Despina, with a wisdom and generosity far beyond her years, understood how desperately Theadora needed someone to love. Recognizing, too, her mother-in-law’s superior knowledge in all things involving the raising of rulers-to-be, the girl stepped aside, leaving the care of her son to Theadora.
Despina concentrated all her energies on Bajazet; Theadora gave all of herself to Mohammed.

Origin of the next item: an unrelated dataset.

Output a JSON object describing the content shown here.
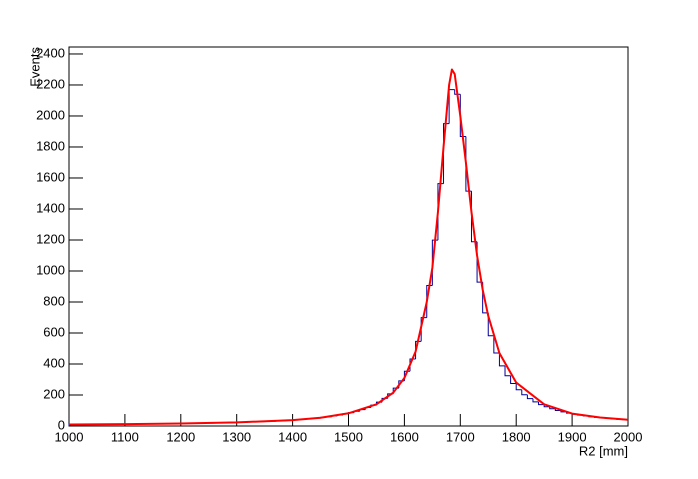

Seeing the baby’s alert black eyes and broad brow, Theadora envisioned Murad. She saw her own renewed purpose in living. It would never be as it had been with Murad, but this life would afford her much. Theadora prayed that the boy would be the Ottoman to finally take Constantinople, and she recalled the prophecy, “And Mohammed shall take Constantinople.”
Theadora of Byzantium was delighted. She had plans again, visions of the future. She would not be just another widow, honored but entirely forgotten. She was still in the center of history.
EPILOGUE
Bursa
December 1427
Epilogue
The orchards of St. Catherine’s convent lay quiet in the cool December sun. The bare branches of the trees rustled softly in a faint breeze. Though the original convent and its orchards had been destroyed when Tamerlane the Tartar took the city some twenty-five years before, they had been rebuilt by Princess Theadora, matriarch of the Ottoman family. In the center of the new orchard there had been built a small marble tomb. This would hold the old woman when she finally released her firm grip on life.
She was now ninety years old. She had outlived Orkhan, Alexander, and Murad. She had outlived her children, all of them, and even her grandson, Mohammed. She had made peace with herself and with her memories, except for the memory of her son Bajazet. For Bajazet had, in his growing arrogance, destroyed the empire Murad had so carefully assembled. Bajazet had
been responsible for many deaths, including the death of the gentle Despina and even his own at the hands of the great Tartar warlord, Tamerlane, who had conquered the young sultan and his armies.
Theadora remembered all too well the day Tamerlane and his army had entered Bursa. They pillaged, looted, raped, and burned their way through the city. They had stabled their horses in the mosques! Tamerlane had not cared for public opinion. He would show them who their new master was.
He had divided the empire as he saw fit, and had surprised Theadora by applying to her family the same logical measures Murad had once used to control the Paleaologis. The khan had laughed at her anger, saying, “Let Bajazet’s cubs fight one another for their empire. It will keep them out of real mischief, and I can return to Samarkand knowing there is no knife at my back.”
Theadora could not allow him a victory over her. “You have set the empire back fifty years,” she said, “but we will triumph in the end. In ages to come our empire will endure and thrive. But Tamerlane, if he is remembered at all, will be recalled only as one of many troublesome Mongol raiders.”
The barb found its mark.
“Woman, you have the tongue of an adder,” he said. “It is no wonder you have outlived most of your family. It is your own poison that keeps you alive.” Then, grudgingly, he admitted, “You are not like any female I have ever known. You are too strong to be a mere woman. Who are you, really?”
Theadora walked to the door of the room. Turning slowly, she said, “You have never known my like before, nor will you again.” Her glance was a proud and mocking one.
“I am Theadora Cantacuzene, a princess of Byzantium. Farewell, Tartar.”
And then she was gone.
The old woman sighed. There had been so many years of strife, of civil war. She had heartened when her grandson, Mohammed, took over and restored the government to a firm and stable one. Then he had died suddenly, and his son Murad II had been forced to meet his younger brother in battle and kill him before he could begin to organize his lands. Like his namesake, the young Murad II had brought his empire together. Peace now reigned in that empire. The fact was that, once again, the Ottomans were ready to move toward Constantinople.